Track datasets with DVC, configure remote storage, and define data pipelines.

DVC Setup

# Initialize DVC and add remote storage
dvc init
dvc remote add -d myremote s3://my-bucket/dvc-store
# Or use local storage for development:
dvc remote add -d myremote /tmp/dvc-store

# Track a dataset
dvc add data/training_data.csv
git add data/training_data.csv.dvc data/.gitignore
git commit -m "Track training data with DVC"

# Push data to remote
dvc push

DVC Pipeline

# dvc.yaml
stages:
  prepare:
    cmd: python src/prepare.py
    deps: [src/prepare.py, data/raw/]
    outs: [data/processed/]

  train:
    cmd: python src/train.py
    deps: [src/train.py, data/processed/]
    params: [params.yaml]
    outs: [models/]
    metrics: [metrics.json]

  evaluate:
    cmd: python src/evaluate.py
    deps: [src/evaluate.py, models/, data/processed/]
    metrics: [eval_metrics.json]
# params.yaml
model:
  type: random_forest
  n_estimators: 100
  max_depth: 10
  test_size: 0.2
  random_state: 42
# src/prepare.py
import pandas as pd
import os

def prepare_data():
    os.makedirs("data/processed", exist_ok=True)
    df = pd.read_csv("data/raw/dataset.csv")
    df = df.dropna()
    df = df.drop_duplicates()

    from sklearn.model_selection import train_test_split
    train, test = train_test_split(df, test_size=0.2, random_state=42)
    train.to_csv("data/processed/train.csv", index=False)
    test.to_csv("data/processed/test.csv", index=False)
    print(f"Train: {len(train)}, Test: {len(test)}")
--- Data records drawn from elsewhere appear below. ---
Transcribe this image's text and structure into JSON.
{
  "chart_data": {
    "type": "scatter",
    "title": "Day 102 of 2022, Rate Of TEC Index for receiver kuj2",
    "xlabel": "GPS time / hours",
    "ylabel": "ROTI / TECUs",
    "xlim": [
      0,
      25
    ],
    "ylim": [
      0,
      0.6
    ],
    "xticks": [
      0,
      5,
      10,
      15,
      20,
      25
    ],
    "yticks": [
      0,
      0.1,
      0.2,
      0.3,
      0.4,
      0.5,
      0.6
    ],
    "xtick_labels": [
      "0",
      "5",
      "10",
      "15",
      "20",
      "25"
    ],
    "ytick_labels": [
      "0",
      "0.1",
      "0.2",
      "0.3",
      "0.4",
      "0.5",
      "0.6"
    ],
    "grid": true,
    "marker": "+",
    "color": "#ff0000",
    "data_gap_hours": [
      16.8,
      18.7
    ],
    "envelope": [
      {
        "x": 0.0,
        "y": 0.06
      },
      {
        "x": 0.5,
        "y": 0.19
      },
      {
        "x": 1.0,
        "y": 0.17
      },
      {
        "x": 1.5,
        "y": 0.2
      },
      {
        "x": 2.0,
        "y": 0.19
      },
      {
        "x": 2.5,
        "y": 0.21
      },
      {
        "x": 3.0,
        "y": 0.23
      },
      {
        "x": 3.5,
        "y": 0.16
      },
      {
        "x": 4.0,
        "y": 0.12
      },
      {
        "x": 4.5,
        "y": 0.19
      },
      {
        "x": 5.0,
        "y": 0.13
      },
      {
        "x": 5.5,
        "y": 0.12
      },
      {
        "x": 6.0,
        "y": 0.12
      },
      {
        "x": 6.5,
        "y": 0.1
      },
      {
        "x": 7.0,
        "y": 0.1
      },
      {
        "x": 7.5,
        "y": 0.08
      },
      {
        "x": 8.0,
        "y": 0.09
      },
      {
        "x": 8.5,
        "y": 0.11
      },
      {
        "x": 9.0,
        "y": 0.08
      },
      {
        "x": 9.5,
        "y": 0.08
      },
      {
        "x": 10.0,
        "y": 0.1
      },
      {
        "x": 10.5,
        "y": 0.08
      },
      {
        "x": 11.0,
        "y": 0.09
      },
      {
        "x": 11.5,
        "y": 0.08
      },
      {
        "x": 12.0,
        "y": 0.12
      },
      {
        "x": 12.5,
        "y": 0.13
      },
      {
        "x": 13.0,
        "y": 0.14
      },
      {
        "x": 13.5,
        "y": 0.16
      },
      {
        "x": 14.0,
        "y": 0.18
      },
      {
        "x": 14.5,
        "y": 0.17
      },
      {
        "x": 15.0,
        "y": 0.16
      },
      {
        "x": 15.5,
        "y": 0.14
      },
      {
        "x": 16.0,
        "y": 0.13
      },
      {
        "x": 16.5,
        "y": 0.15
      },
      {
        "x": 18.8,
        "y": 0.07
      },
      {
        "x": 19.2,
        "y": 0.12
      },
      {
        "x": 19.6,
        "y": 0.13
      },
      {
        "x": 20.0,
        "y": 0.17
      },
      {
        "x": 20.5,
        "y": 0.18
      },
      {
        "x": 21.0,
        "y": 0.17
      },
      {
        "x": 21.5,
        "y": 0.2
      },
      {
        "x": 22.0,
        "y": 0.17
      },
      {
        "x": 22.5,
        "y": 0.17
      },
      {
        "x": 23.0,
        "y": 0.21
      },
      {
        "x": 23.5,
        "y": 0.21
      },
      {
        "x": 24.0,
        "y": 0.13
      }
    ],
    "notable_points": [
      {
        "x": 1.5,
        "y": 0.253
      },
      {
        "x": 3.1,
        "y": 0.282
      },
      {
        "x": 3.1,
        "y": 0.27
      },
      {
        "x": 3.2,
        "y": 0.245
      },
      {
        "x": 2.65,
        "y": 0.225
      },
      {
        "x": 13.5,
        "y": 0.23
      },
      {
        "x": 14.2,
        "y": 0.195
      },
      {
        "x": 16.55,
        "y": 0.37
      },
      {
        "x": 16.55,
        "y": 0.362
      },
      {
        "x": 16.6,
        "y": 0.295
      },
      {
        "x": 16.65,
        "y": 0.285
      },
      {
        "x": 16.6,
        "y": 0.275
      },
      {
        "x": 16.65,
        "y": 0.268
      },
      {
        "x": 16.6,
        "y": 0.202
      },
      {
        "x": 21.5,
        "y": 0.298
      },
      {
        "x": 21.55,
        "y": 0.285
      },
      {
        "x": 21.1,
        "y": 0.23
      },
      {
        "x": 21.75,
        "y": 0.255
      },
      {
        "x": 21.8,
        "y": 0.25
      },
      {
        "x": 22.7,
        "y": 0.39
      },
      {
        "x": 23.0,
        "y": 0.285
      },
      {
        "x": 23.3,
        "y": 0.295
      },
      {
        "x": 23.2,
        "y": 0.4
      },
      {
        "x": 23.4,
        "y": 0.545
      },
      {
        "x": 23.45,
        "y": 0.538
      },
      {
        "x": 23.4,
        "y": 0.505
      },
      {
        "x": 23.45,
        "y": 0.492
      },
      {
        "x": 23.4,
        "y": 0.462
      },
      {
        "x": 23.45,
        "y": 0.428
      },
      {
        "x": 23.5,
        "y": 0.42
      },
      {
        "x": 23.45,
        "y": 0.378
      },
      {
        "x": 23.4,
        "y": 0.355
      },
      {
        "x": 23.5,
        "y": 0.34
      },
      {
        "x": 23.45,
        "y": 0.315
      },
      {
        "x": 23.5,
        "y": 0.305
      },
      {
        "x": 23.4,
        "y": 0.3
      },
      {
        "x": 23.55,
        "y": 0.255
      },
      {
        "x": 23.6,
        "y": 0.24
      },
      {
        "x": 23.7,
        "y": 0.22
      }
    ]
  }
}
if __name__ == "__main__":
    prepare_data()

Run Pipeline

dvc repro          # Run full pipeline
dvc metrics show   # Show metrics
dvc diff           # Compare with previous run
📦
DVC advantage: Datasets are version-controlled alongside code. git checkout v1.0 automatically gets the matching dataset version when you run dvc checkout.